NewSouth Books’ Junebug Books imprint recently published two new titles by Society of Children’s Book Writers and Illustrators (SCBWI) members: In the Company of Owls by Peter Huggins, and Space by Roger Reid. These books join Reid’s 2005 title Longleaf and A Yellow Watermelon by Ted Dunagan as the latest works by Southern SCBWI chapter Southern Breeze authors to be released from NewSouth.
In the Company of Owls tells an exciting story of courage and the triumph of family loyalty in the face of danger. After Aaron Cash and his father discover their neighbor Morgan Blackburn’s illegal still, Blackburn resorts to increasingly violent acts to force the Cash family to sell their land. Aaron must ultimately use his wits–and his BB gun–to defend his family, an act that leaves both Aaron and the reader to consider its many implications. Of In the Company of Owls, poet Tony Crunk writes, “[Aaron’s] story, and Huggins’s graceful telling of it, sneak up as quietly as a spring shower, but startle as fiercely as a copperhead strike.”

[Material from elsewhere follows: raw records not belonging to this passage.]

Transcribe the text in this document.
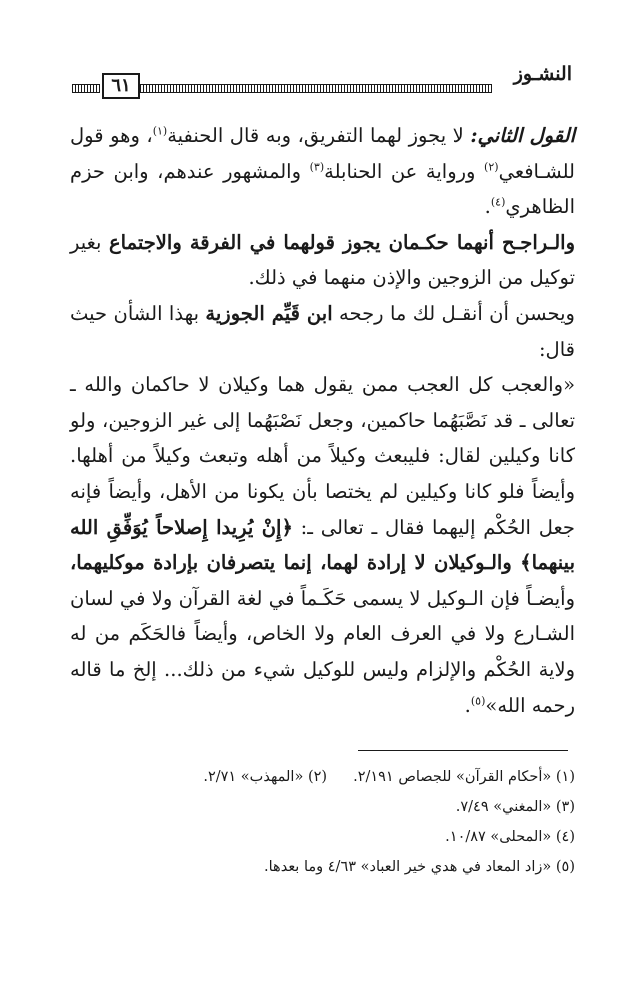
النشـوز
٦١

القول الثاني: لا يجوز لهما التفريق، وبه قال الحنفية$^{(١)}$، وهو قول للشـافعي$^{(٢)}$ ورواية عن الحنابلة$^{(٣)}$ والمشهور عندهم، وابن حزم الظاهري$^{(٤)}$.

والـراجـح أنهما حكـمان يجوز قولهما في الفرقة والاجتماع بغير توكيل من الزوجين والإذن منهما في ذلك.

ويحسن أن أنقـل لك ما رجحه ابن قَيِّم الجوزية بهذا الشأن حيث قال:

«والعجب كل العجب ممن يقول هما وكيلان لا حاكمان والله ـ تعالى ـ قد نَصَّبَهُما حاكمين، وجعل نَصْبَهُما إلى غير الزوجين، ولو كانا وكيلين لقال: فليبعث وكيلاً من أهله وتبعث وكيلاً من أهلها. وأيضاً فلو كانا وكيلين لم يختصا بأن يكونا من الأهل، وأيضاً فإنه جعل الحُكْم إليهما فقال ـ تعالى ـ: ﴿إِنْ يُرِيدا إِصلاحاً يُوَفِّقِ الله بينهما﴾ والـوكيلان لا إرادة لهما، إنما يتصرفان بإرادة موكليهما، وأيضـاً فإن الـوكيل لا يسمى حَكَـماً في لغة القرآن ولا في لسان الشـارع ولا في العرف العام ولا الخاص، وأيضاً فالحَكَم من له ولاية الحُكْم والإلزام وليس للوكيل شيء من ذلك... إلخ ما قاله رحمه الله»$^{(٥)}$.

(١) «أحكام القرآن» للجصاص ٢/١٩١.(٢) «المهذب» ٢/٧١.
(٣) «المغني» ٧/٤٩.
(٤) «المحلى» ١٠/٨٧.
(٥) «زاد المعاد في هدي خير العباد» ٤/٦٣ وما بعدها.
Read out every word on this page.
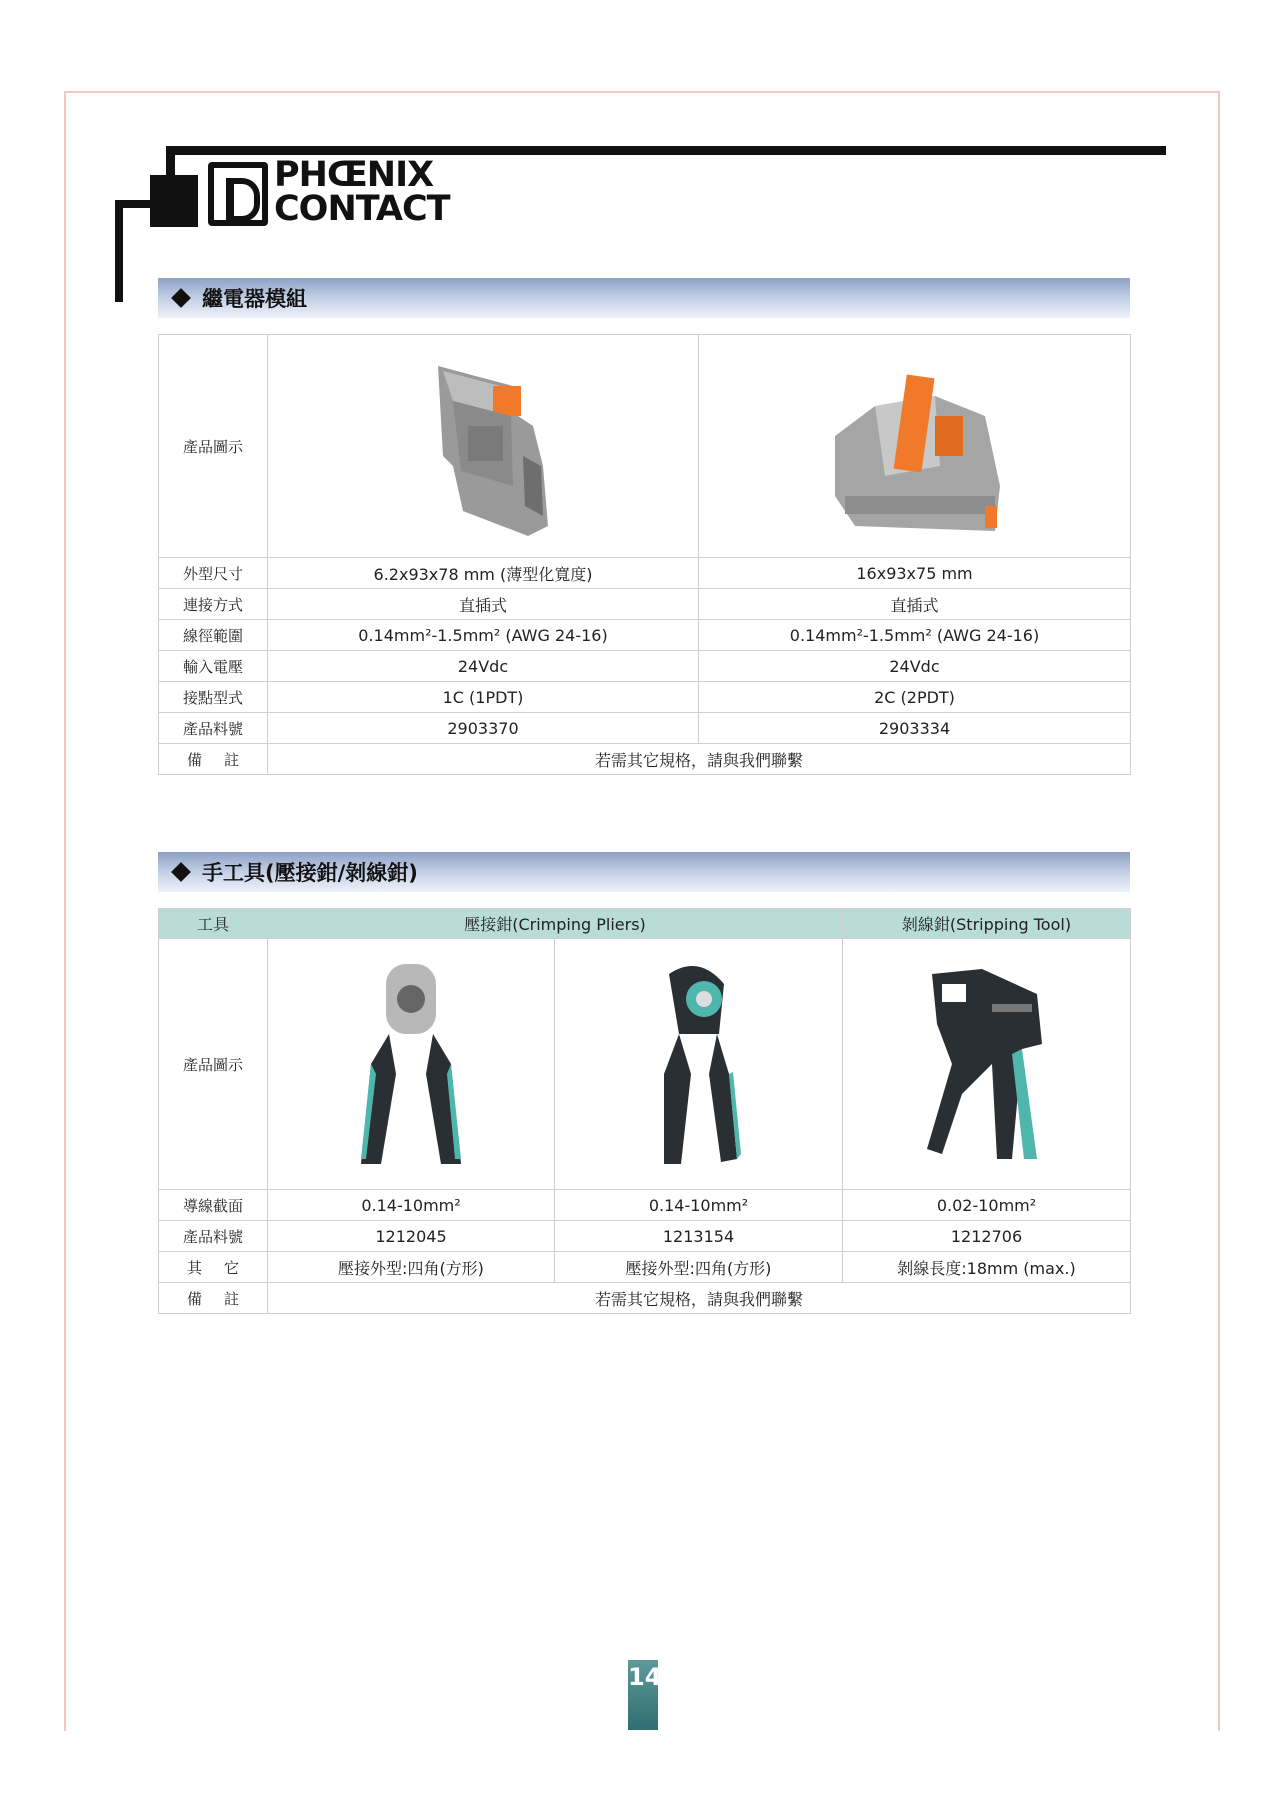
PHŒNIX
CONTACT
繼電器模組
產品圖示	

外型尺寸	6.2x93x78 mm (薄型化寬度)	16x93x75 mm
連接方式	直插式	直插式
線徑範圍	0.14mm²-1.5mm² (AWG 24-16)	0.14mm²-1.5mm² (AWG 24-16)
輸入電壓	24Vdc	24Vdc
接點型式	1C (1PDT)	2C (2PDT)
產品料號	2903370	2903334
備註	若需其它規格，請與我們聯繫	
手工具(壓接鉗/剝線鉗)
工具	壓接鉗(Crimping Pliers)		剝線鉗(Stripping Tool)
產品圖示	

導線截面	0.14-10mm²	0.14-10mm²	0.02-10mm²
產品料號	1212045	1213154	1212706
其它	壓接外型:四角(方形)	壓接外型:四角(方形)	剝線長度:18mm (max.)
備註	若需其它規格，請與我們聯繫		
14
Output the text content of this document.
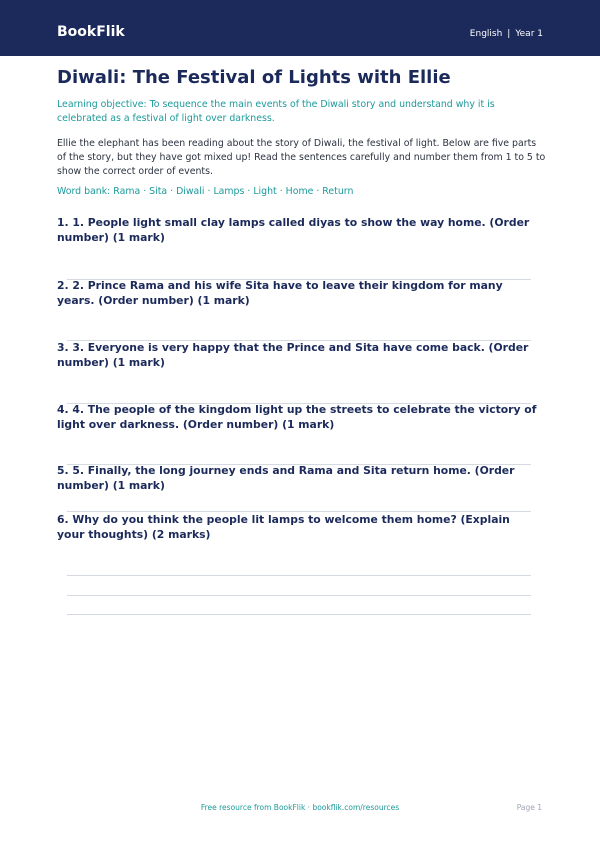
BookFlik	English | Year 1
Diwali: The Festival of Lights with Ellie
Learning objective: To sequence the main events of the Diwali story and understand why it is celebrated as a festival of light over darkness.
Ellie the elephant has been reading about the story of Diwali, the festival of light. Below are five parts of the story, but they have got mixed up! Read the sentences carefully and number them from 1 to 5 to show the correct order of events.
Word bank: Rama · Sita · Diwali · Lamps · Light · Home · Return
1. 1. People light small clay lamps called diyas to show the way home. (Order number) (1 mark)
2. 2. Prince Rama and his wife Sita have to leave their kingdom for many years. (Order number) (1 mark)
3. 3. Everyone is very happy that the Prince and Sita have come back. (Order number) (1 mark)
4. 4. The people of the kingdom light up the streets to celebrate the victory of light over darkness. (Order number) (1 mark)
5. 5. Finally, the long journey ends and Rama and Sita return home. (Order number) (1 mark)
6. Why do you think the people lit lamps to welcome them home? (Explain your thoughts) (2 marks)
Free resource from BookFlik · bookflik.com/resources	Page 1
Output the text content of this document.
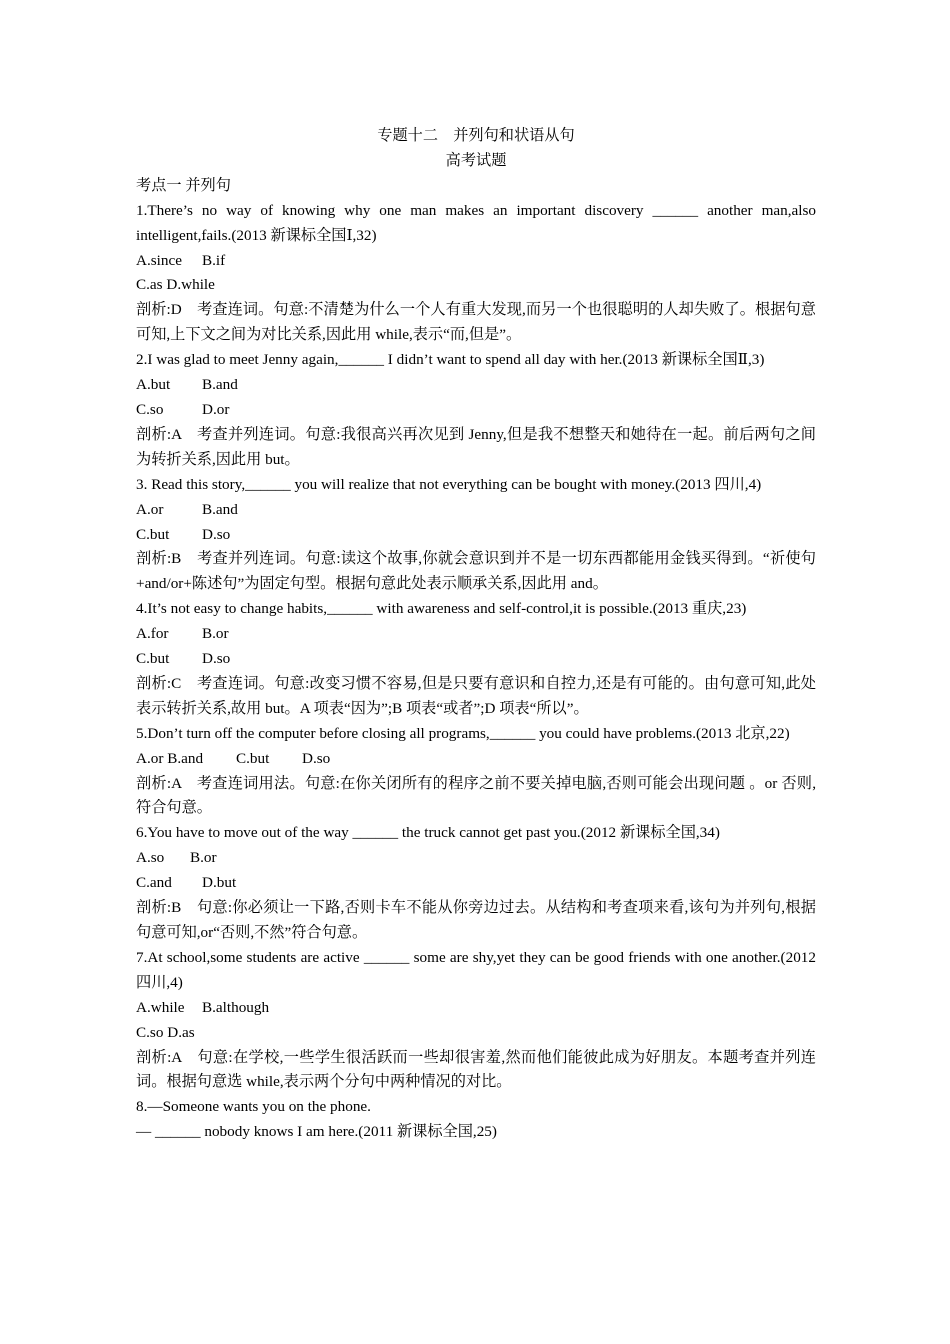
专题十二　并列句和状语从句

高考试题

考点一 并列句

1.There’s no way of knowing why one man makes an important discovery ______ another man,also intelligent,fails.(2013 新课标全国Ⅰ,32)

A.since B.if

C.as D.while

剖析:D　考查连词。句意:不清楚为什么一个人有重大发现,而另一个也很聪明的人却失败了。根据句意可知,上下文之间为对比关系,因此用 while,表示“而,但是”。

2.I was glad to meet Jenny again,______ I didn’t want to spend all day with her.(2013 新课标全国Ⅱ,3)

A.but B.and

C.so	D.or

剖析:A　考查并列连词。句意:我很高兴再次见到 Jenny,但是我不想整天和她待在一起。前后两句之间为转折关系,因此用 but。

3. Read this story,______ you will realize that not everything can be bought with money.(2013 四川,4)

A.or	B.and

C.but D.so

剖析:B　考查并列连词。句意:读这个故事,你就会意识到并不是一切东西都能用金钱买得到。“祈使句+and/or+陈述句”为固定句型。根据句意此处表示顺承关系,因此用 and。

4.It’s not easy to change habits,______ with awareness and self-control,it is possible.(2013 重庆,23)

A.for B.or

C.but D.so

剖析:C　考查连词。句意:改变习惯不容易,但是只要有意识和自控力,还是有可能的。由句意可知,此处表示转折关系,故用 but。A 项表“因为”;B 项表“或者”;D 项表“所以”。

5.Don’t turn off the computer before closing all programs,______ you could have problems.(2013 北京,22)

A.or B.and C.but D.so

剖析:A　考查连词用法。句意:在你关闭所有的程序之前不要关掉电脑,否则可能会出现问题 。or 否则,符合句意。

6.You have to move out of the way ______ the truck cannot get past you.(2012 新课标全国,34)

A.so B.or

C.and D.but

剖析:B　句意:你必须让一下路,否则卡车不能从你旁边过去。从结构和考查项来看,该句为并列句,根据句意可知,or“否则,不然”符合句意。

7.At school,some students are active ______ some are shy,yet they can be good friends with one another.(2012 四川,4)

A.while B.although

C.so D.as

剖析:A　句意:在学校,一些学生很活跃而一些却很害羞,然而他们能彼此成为好朋友。本题考查并列连词。根据句意选 while,表示两个分句中两种情况的对比。

8.—Someone wants you on the phone.

— ______ nobody knows I am here.(2011 新课标全国,25)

In Space, fourteen-year-old Jason is recruited by his cantankerous friend Stephen to help find which of a group of gathered scientists killed Stephen’s father. Adding to the suspense is a mysterious Man in a Red Flannel Shirt who keeps appearing wherever Jason happens to be. In the climactic scene, Jason uses his scientific knowledge to escape a pursuing gunman in the woods surrounding the real-life Conrad Swanson Observatory. Graham Salisbury says of Space, “Another Roger Reid winner for young mystery lovers. Space is packed with fascinating science, action, compelling story questions, and an ending that rockets off the page. Loved it!”
Southern Breeze named author Ted Dunagan’s A Yellow Watermelon, published earlier this year, a “Soaring Success.” In the best Southern literary tradition, A Yellow Watermelon explores poverty and racial segregation through the eyes of an innocent boy; Ted Dillon wanders through the cotton fields, streams, churches, whiskey stills and his own heart and mind as he struggles with the hypocrisy and wonders of his small world, amid the lingering effects of the Great Depression. Yet with beguiling prose and an ear for the way people speak, the author brings to life a story so engaging and heartfelt that it will resonate with young and old. Kirkus Reviews calls A Yellow Watermelon “a memorable, generous-hearted tale.”
NewSouth Books is a general trade publisher based in Montgomery, Alabama, with a growing list of fine literary fiction–for adults and young adults–and non-fiction.